Me ergui abruptamente, o máximo quer as correntes permitiam e antes que pudesse falar, senti o golpe de
um cabo de espada em meu pescoço me jogando de volta ao chão. Cai tentando lutar contra a dor enquanto
escutava minha sentença ser proferida. Morte e imaginei que Philipe teria o mesmo destino em seu julgamento.
Perdi completamente as esperanças e fui acometido por uma sensação de completo vazio. Quase não senti
quando os guardas me seguraram e me arrastaram para fora do juri, conduzindo-me pelos extensos corredores
daquele lugar até os andares mais baixos e úmidos, que até então desconhecia.
Estranhei quando eles me levaram até uma pequena sala no qual havia apenas uma mesa, duas cadeiras velhas
e muito bolor. Um dos guardas me sentou e retirou os grilhões. Sentir meus pulsos livres novamente foi uma
das melhores coisas que me aconteceu naquele dia.
- Espere aqui – ele falou de forma autoritária e me deixou sozinho naquela sala, imaginando o que iria acontecer.
Alguns minutos depois a porta foi novamente aberta e o membro da ordem que estava no julgamento entrou.
Ele vestia as vestes clássicas da ordem e me lembrava muito o próprio Dr. Valle praga.
- Jonas certo?
- Sim.
- Com sede? Fome? Posso pedir algo para você se quiser.
- O que você quer comigo? Eu já disse tudo o que podia.
- Eu tenho certeza disso – sua voz era calma e ele falava de forma pausada – E acredito em você.
Aquilo me pegou de surpresa.
- Conheço um homem honesto que diz a verdade quando a morte o abraça. Ossos do oficio eu diria.
- Você vai me ajudar?
- Não.
Senti minha última esperança indo embora.

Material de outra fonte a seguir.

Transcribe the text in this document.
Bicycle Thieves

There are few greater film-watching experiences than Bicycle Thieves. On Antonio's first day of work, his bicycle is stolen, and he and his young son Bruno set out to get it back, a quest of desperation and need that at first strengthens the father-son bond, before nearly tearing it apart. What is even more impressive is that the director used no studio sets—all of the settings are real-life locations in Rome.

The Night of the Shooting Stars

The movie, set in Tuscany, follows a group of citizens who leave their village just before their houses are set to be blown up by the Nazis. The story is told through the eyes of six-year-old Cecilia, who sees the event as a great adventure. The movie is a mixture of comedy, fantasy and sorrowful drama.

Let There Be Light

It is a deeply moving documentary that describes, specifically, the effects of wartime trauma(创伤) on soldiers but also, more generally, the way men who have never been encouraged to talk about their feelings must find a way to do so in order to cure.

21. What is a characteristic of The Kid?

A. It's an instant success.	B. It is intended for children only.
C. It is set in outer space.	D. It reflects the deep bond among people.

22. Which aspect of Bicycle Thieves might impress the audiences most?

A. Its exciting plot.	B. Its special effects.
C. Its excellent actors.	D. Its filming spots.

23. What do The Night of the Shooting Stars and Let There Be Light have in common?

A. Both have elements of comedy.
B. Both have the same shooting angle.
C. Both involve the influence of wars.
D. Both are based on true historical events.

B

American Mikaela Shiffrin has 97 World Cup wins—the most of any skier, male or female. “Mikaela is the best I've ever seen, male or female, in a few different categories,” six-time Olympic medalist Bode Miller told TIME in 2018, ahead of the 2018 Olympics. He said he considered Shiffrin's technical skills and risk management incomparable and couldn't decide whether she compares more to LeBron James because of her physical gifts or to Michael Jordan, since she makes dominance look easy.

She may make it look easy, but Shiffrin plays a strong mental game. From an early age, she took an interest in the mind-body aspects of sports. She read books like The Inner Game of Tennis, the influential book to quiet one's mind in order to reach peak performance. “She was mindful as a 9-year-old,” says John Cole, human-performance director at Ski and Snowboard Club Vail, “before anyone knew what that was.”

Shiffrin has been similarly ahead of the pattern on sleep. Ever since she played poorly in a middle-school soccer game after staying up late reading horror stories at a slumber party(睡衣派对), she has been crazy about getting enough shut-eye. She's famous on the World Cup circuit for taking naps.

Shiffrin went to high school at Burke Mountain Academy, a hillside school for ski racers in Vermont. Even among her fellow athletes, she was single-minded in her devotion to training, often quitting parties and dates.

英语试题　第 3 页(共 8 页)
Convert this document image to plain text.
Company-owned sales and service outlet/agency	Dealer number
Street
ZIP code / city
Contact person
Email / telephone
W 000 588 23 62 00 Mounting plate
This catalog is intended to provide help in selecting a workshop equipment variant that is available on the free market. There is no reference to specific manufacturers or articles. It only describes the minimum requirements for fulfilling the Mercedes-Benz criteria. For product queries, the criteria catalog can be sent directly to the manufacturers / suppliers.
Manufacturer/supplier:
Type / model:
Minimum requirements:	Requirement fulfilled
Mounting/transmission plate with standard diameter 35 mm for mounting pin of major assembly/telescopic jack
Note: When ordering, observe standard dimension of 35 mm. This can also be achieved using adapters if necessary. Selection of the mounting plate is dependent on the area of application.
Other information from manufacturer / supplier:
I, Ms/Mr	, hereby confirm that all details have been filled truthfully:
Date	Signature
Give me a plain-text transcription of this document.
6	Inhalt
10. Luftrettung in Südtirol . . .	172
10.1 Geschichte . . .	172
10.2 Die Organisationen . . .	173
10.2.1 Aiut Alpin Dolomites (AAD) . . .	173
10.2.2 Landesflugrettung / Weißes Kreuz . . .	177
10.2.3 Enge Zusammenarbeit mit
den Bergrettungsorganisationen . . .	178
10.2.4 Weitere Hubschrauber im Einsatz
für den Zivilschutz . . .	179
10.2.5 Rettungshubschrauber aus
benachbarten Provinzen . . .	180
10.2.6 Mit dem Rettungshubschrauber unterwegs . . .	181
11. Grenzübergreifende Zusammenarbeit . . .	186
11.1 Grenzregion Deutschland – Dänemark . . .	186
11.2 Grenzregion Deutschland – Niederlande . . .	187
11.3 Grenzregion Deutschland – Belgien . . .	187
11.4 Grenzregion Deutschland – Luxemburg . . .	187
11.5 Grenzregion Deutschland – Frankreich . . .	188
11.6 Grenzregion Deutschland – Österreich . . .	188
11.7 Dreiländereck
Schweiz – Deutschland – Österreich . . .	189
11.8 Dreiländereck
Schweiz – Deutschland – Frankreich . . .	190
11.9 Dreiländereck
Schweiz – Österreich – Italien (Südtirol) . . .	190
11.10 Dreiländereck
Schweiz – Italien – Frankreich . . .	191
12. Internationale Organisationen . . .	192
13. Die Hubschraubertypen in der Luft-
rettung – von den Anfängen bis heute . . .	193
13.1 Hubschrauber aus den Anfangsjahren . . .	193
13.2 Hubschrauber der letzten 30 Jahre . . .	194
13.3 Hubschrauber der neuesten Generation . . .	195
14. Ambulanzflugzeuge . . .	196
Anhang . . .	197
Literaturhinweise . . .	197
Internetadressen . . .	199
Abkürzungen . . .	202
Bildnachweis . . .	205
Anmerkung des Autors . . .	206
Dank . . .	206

- Você quem irá me ajudar – ele fez uma pausa momentânea e calculada – Para todo os fins você esta morto.
Jonas o traidor foi executado. Bem vindo a ordem Thomas. E foi assim que me tornei quem era hoje. Thomas
membro da ordem, encarregado de fazer o que poucos teriam coragem e de buscar o homem que traiu nossa
causa e nosso amado rei após seu repentino desaparecimento.
E devo confessar que gostava daquilo.